Keterangan: Hadis tersebut terdapat illat. Hal tersebut terlihat pada rantai sanad. Rawi Muhammad bin Muslim bin 'Ubaidillah bin 'Abdullah bin Syihab merupakan tabi'ut tabi'in kalangan pertengahan yang hidup di Madinah. Komentar ulama tentangnya di antaranya Ibnu Hajar al 'Asqalani mengatakan: faqih hafidz mutqin; Adz Dzahabi mengatakan: seorang tokoh. Sementara itu, rawi Shalih bin Kaisan merupakan tabi'in kalangan biasa yang hidup di Madinah. Komentar ulama tentangnya di antaranya Yahya bin Ma'in mengatakan: tsiqah; Abu Hatim mengatakan: tsiqah; Al 'Ajli mengatakan: tsiqah; An Nasa'i mengatakan: tsiqah; Ibnu Kharasy mengatakan: tsiqah; Ya'kub bin Sufyan megatakan: tsiqah tsabat; Ibnu Hajar Al Atsqalani mengatakan: tsiqah tsabat faqih; Adz Dzahabi mengatakan: tsiqah. Hal ini meruapakan kejanggalan bahwa Muhammad bin Muslim bin 'Ubaidillah bin 'Abdullah bin Syihab merupakan tabi'ut tabi'in kalangan pertengahan menjadi guru dari Shalih bin Kaisan yang merupakan tabi'in kalangan biasa. Tidak mungkin tabaqat tabi’in berguru pada tabaqat tabi’ut tabi’in.

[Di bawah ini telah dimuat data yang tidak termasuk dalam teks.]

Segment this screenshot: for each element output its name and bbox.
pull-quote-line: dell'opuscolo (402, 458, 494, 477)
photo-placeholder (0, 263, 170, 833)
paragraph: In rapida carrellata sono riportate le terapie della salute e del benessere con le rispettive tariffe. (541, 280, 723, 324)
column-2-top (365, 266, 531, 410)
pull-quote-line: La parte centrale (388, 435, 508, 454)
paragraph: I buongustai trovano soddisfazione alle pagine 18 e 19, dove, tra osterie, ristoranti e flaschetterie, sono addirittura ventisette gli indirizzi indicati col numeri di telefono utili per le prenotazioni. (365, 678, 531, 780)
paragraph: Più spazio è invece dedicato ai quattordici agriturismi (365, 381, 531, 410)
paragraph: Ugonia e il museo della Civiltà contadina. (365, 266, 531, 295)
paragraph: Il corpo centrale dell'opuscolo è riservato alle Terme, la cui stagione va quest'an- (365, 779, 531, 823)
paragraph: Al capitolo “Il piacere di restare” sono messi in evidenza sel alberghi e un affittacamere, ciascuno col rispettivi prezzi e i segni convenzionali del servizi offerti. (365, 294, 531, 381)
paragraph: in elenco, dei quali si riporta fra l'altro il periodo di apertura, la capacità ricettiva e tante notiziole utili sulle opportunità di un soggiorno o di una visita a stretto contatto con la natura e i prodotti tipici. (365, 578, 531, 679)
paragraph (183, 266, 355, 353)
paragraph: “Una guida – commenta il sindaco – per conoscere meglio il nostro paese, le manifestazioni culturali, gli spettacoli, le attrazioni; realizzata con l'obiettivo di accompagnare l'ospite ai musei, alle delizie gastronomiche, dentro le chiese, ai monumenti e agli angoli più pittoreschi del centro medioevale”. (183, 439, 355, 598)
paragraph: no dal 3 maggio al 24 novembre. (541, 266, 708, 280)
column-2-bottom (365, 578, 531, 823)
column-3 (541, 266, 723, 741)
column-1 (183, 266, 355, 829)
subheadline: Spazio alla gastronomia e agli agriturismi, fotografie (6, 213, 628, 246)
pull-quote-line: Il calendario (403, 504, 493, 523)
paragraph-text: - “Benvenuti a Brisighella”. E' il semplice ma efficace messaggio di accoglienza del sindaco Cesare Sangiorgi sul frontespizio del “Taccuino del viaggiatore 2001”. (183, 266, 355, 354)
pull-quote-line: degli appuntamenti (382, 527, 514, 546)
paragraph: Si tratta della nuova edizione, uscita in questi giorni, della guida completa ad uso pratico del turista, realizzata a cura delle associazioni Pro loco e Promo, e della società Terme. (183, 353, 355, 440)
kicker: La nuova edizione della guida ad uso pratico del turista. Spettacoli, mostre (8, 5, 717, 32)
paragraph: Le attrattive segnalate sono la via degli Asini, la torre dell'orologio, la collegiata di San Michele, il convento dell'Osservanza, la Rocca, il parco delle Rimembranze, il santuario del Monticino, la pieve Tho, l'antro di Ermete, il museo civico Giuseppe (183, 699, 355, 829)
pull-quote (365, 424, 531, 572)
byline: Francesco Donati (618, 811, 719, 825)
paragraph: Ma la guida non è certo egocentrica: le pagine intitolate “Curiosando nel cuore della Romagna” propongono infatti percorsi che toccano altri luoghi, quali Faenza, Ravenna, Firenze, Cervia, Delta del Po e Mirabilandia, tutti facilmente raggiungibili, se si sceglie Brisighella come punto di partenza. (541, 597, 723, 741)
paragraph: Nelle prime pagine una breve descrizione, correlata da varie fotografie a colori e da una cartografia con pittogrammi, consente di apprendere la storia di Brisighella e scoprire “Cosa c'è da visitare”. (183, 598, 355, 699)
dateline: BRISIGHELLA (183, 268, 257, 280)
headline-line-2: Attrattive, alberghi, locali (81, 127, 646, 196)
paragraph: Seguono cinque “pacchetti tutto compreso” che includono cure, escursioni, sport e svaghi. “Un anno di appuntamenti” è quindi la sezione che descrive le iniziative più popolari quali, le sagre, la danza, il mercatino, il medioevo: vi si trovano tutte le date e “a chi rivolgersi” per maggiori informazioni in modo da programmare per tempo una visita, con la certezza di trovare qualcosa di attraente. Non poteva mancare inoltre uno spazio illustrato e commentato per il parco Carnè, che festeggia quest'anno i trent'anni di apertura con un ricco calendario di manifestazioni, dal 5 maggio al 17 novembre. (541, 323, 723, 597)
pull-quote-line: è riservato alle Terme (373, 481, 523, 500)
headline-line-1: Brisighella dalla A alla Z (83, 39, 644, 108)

Hadis bersandar pada Nabi yang menerangkan tata cara tayamum dengan menepuk kedua tangan ke bumi, lalu meniup keduanya, kemudian menyapukannya ke muka dan dua tangan hingga siku-siku, dan dari telapak tangan mereka sampai ke ketiak adalah daif atau lemah. Oleh sebab itu, penulis tidak mengamalkan tata cara tayamum ini.
Beberapa tata cara tayamum yang diketahui adalah sebagaimana yang sudah diulas. Tata cara tayamum lainnya tidak menutup kemungkinan kelak akan ditemukan dalilnya. Tata cara tayamum yang berdasarkan dalil sahih adalah yang bisa diamalkan atau dipraktikkan. Adapun tata cara tayamum yang berdasarkan dalil tidak sahih hendaknya tidak diamalkan. Hal tersebut dikarenakan salah satu syarat diterima amal salih adalah sesuai dengan syariat Agama Islam. Adapun sumber hukum Agama Islam adalah Al-Qur’an yang pasti benar dan hadis-hadis sahih.
Demikian beberapa pelajaran yang bisa dipetik dari beberapa dalil mengenai pembahasan taharah. Hal tersebut sebagai upaya menggapai kesempurnaan dalam beribadah mengingat salat didirikan dengan syarat terhindar dari najis dan hadas. Semoga pelajaran mengenai taharah yang sudah diperoleh dapat dipraktekkan di dalam kehidupan sehari-hari. Aamiin.